It’s almost 2019. The healthcare bus is moving in the right direction. But who is in the driver’s seat?
We may have been slow getting started as an industry, but we’re finally on our way to managing the total cost of care—which is the best route to reducing the rate of healthcare cost growth. A recent analysis from the Office of the Actuary at the Centers for Medicare & Medicaid Services (CMS) found that the rate of healthcare spending growth has slowed for the second consecutive year, posting a rate of 3.9 percent in 2017. However, that is still well above the inflation rate.
There is a growing realization that the acute care road maps of the past will not lead us to our destination. We must figure out how to navigate road hazards like chronic conditions, social determinants of health, behavioral health, substance abuse, and end-of-life care, which acute care players have tried to maneuver around in the past. Now that we know the only way around is through, who can guide this unwieldy bus safely through terrain that’s unfamiliar to many? With health care clocking in at almost 18 percent of gross domestic product, time is not on our side. We must pick up the pace. So far, a few traditional stakeholders are demonstrating that they have the skills to do so.
Meanwhile, others are jockeying for control:
Our mapping tools are being rewritten by new alliances that are combining various data sets in unique ways . While traditional stakeholders are busy working on basic interoperability, others are collaborating to join entire data sets. Think Amazon/Berkshire Hathaway/JP Morgan Chase; Aetna/CVS; or the Health Transformation Alliance. We don’t know yet what they’re planning to do with the data, but we do know that they’re highly motivated and bring innovation skill sets that traditional stakeholders don’t have.
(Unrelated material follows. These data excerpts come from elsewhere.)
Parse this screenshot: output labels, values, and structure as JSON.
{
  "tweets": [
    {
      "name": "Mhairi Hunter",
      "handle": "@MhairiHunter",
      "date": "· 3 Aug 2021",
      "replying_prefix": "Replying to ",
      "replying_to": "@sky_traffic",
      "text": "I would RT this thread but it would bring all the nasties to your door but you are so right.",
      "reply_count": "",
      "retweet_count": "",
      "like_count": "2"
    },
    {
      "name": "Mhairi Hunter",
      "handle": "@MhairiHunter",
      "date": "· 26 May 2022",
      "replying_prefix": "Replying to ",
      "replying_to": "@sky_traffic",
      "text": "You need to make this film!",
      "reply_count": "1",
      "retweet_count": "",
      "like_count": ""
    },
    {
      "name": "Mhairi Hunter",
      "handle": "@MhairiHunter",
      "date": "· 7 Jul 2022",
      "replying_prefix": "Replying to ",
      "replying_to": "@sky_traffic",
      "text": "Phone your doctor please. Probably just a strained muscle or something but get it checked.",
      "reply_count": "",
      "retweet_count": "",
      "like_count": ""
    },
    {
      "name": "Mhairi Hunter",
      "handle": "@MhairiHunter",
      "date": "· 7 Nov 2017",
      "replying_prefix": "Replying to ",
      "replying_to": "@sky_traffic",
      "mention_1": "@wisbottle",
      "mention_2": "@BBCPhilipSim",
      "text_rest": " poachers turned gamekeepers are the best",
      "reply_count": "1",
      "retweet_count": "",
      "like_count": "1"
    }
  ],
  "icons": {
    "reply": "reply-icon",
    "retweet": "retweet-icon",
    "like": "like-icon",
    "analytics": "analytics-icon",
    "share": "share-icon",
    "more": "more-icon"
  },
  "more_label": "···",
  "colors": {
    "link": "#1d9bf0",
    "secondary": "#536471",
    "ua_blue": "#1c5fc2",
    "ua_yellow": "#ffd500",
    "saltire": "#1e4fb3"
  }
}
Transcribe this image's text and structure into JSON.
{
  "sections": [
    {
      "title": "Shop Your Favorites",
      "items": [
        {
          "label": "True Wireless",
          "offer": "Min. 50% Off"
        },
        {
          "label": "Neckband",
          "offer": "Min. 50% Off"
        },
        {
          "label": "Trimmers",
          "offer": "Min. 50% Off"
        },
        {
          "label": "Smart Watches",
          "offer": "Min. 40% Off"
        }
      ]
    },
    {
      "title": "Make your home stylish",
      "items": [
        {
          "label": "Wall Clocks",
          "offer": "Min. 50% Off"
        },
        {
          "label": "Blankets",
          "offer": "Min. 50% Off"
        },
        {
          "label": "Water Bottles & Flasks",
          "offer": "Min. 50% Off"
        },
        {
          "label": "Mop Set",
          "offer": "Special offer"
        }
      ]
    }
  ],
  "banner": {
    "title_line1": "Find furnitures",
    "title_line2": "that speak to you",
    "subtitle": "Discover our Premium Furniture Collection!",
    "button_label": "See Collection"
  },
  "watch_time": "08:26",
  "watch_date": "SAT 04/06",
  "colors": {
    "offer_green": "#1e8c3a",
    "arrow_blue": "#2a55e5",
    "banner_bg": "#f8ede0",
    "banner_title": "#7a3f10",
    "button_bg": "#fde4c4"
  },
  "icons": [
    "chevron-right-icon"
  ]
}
It has been said that Amazon doesn’t just want to control retail; it wants to control the retail infrastructure, so that all retailers will eventually have to sell through Amazon. Is health care next on Amazon’s list of industry targets? There are already rumblings about a Prime Health. We’re kidding ourselves if we think Amazon and others that are investing heavily in health care are not planning disruptive maneuvers similar to those they have made in retail.
The government, traditional media watchdogs, and social media groups are trying to ensure that we’re transparent about the bus fare . Amid complaints that the healthcare industry is charging private-jet prices for basic bus service—and making it too hard to find out what those prices are—a spotlight is being shined on healthcare prices and price transparency. As CMS Administrator Seema Verma said at a conference this year, “In virtually every sector of the economy, you are aware of the cost of services before you purchase them, except for health care. Patients deserve and need to know [the] cost of services if they are going to be empowered to shop for value.”
I couldn’t agree more with that statement in principle. In fact, I’ve said as much in various presentations and writings over the last few years. But I don’t always agree with CMS’s solutions, such as the new requirement that hospitals publish chargemaster prices online (in machine-readable format). This data will do little or nothing to help patients understand their financial responsibility or manage their out-of-pocket costs.
Price transparency structures can be optimized if they are designed and implemented by those who work on the front lines of health care. However, our lack of progress as an industry has invited various external “solutions.” It is not too late to improve our price transparency, but we must get serious about it.
The healthcare bus can’t keep hogging the road indefinitely. As the late Herb Stein, chairman of the Council of Economic Advisers under Presidents Nixon and Ford, famously said, “If something can’t go on forever, it won’t.” With the healthcare sector approaching one-fifth of the U.S. economy, frustration with refractory cost growth is mounting and emotions are running high, while venture capital is continuing to fuel healthcare start-ups. The industry is ripe for a big bombshell, but it’s too soon to predict what it will be or who will be behind it.
One thing we know for sure: The mushrooming national debt is going to catch up with the healthcare bus if other buses, such as education, social services, or infrastructure, wind up being forced off the road. Furthermore, unless traditional healthcare stakeholders start thinking big-picture and acting like we’re in this for the long haul, we’re not going to be driving this bus. It’s actually not clear that anyone will be. And it will be hard to complain about the consequences when we are the ones who have relinquished the driver’s seat.